A little while ago I posted some pictures of the bamboo forest full of snow. They were nice, but they weren’t the pictures that I had hoped to take, so since then I’ve had this urge burning in the back of my mind to go back to the bamboo forest and try my luck again. There are so many good pictures just waiting to be taken in there, with the light dancing around and the crackling and popping of bamboo going off every few minutes, making me think there must be a bear or a deer or an axe murdering poking around a little deeper into the forest than I happen to be. It’s an atmospheric place that can make the hair on the back of your neck stand up pretty quickly.
Apparently there’s a pretty short window of time for me to venture into the bamboo forest. A few weeks ago the snow was too deep, and a few weeks from now the place will be tethered front to back with spider webs and giant spiders, which freak the hell out of me. So now is the time, just before spring. The snow is gone and the spiders have yet to hatch.
To get to the bamboo forest you have to walk a short distance through a traditional forest. Both the trees and the bamboo are heavily groomed, so it’s pretty easy to move around. The border between the two is stark.
And then you’re in.
Today was a beautiful day, but the bamboo really comes alive when the wind is howling. I’ll have to try and get back when the weather is less ideal. The sounds alone must be beautiful.
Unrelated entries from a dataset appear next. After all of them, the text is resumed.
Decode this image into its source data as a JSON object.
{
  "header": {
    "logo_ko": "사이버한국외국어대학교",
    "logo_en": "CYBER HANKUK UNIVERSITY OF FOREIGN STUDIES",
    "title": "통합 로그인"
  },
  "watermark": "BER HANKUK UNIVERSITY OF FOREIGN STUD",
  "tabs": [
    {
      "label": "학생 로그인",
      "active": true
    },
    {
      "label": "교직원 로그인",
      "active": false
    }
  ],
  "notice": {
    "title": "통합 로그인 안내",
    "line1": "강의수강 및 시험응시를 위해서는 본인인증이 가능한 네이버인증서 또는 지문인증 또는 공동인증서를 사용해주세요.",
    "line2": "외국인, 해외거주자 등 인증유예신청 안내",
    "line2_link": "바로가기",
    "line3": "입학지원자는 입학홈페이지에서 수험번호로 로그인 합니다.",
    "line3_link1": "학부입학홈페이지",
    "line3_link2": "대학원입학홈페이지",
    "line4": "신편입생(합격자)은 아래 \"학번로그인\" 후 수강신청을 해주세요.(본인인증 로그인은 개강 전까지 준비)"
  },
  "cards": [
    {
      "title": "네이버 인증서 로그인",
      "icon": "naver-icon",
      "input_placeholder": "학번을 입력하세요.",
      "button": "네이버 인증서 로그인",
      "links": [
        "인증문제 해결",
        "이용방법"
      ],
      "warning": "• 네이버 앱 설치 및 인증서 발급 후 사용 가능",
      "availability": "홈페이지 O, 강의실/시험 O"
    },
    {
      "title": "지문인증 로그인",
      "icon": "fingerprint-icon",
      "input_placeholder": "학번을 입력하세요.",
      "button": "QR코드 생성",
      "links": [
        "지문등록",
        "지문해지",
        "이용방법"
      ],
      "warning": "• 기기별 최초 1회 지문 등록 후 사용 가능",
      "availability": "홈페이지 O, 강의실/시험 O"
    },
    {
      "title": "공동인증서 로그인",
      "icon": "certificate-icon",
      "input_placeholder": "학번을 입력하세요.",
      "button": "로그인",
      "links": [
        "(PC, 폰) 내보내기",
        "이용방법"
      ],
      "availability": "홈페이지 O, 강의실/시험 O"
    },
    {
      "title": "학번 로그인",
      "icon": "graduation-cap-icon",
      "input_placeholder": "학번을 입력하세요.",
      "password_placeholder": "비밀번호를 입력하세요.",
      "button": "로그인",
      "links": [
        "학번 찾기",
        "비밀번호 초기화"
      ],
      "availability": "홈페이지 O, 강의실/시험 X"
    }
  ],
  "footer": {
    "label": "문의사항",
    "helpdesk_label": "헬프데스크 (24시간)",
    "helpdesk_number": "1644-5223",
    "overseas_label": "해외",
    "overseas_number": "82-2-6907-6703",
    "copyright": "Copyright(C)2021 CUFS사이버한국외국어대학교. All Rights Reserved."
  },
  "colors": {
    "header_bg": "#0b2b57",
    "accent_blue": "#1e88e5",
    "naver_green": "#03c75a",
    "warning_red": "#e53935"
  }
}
A lot of mythical creatures in Japanese stories exist in the forests, and for me the bamboo forest the quintesential Japanese forest, so when I’m in here I get the sense that I’m not alone and that I’m bordering on some kind of supernatural world. Perhaps reading way to much into things, but something about these forests gets me. I dig them.
Chieko is now 36 weeks pregnant and not having a good time. She’s having a recurrence of morning sickness (which really should have a different name since it occurs 24 hours a day), coupled with the baby kicking the shit out of her insides on a regular basis. According to the doctor, the baby is big enough (2500 g) to be safely born, and seems to be doing everything within his power to get out of Chieko. I don’t see how he will remain inside of her until the April 10 due date, but of course I have no idea what I’m talking about.
I don’t think the reality that we are about to have a second child has set in yet, for me at least. Chieko is of course fully aware of the situation. Ray takes so much of my energy and attention that I haven’t really bothered to process the fact that our life is about to get twice as busy. Part of it is that I have the experience of raising one kid so far, so what’s one more? Part of it is also my attitude that we’ll figure it out, even if we aren’t mentally prepared for having a second kid. And part of it is that I’m enjoying this last gasp of a relatively simple life before it gets ratcheted up another notch on the scale of complications. One benefit of all these feelings is that I’m sure to be blown out of the water when I see this next little boy for the first time.
Oh, and last week I submitted my application for permanent residency. Hopefully that will be resolved soon and without incident.
Otherwise, same old same old going on here. Spring is in the air!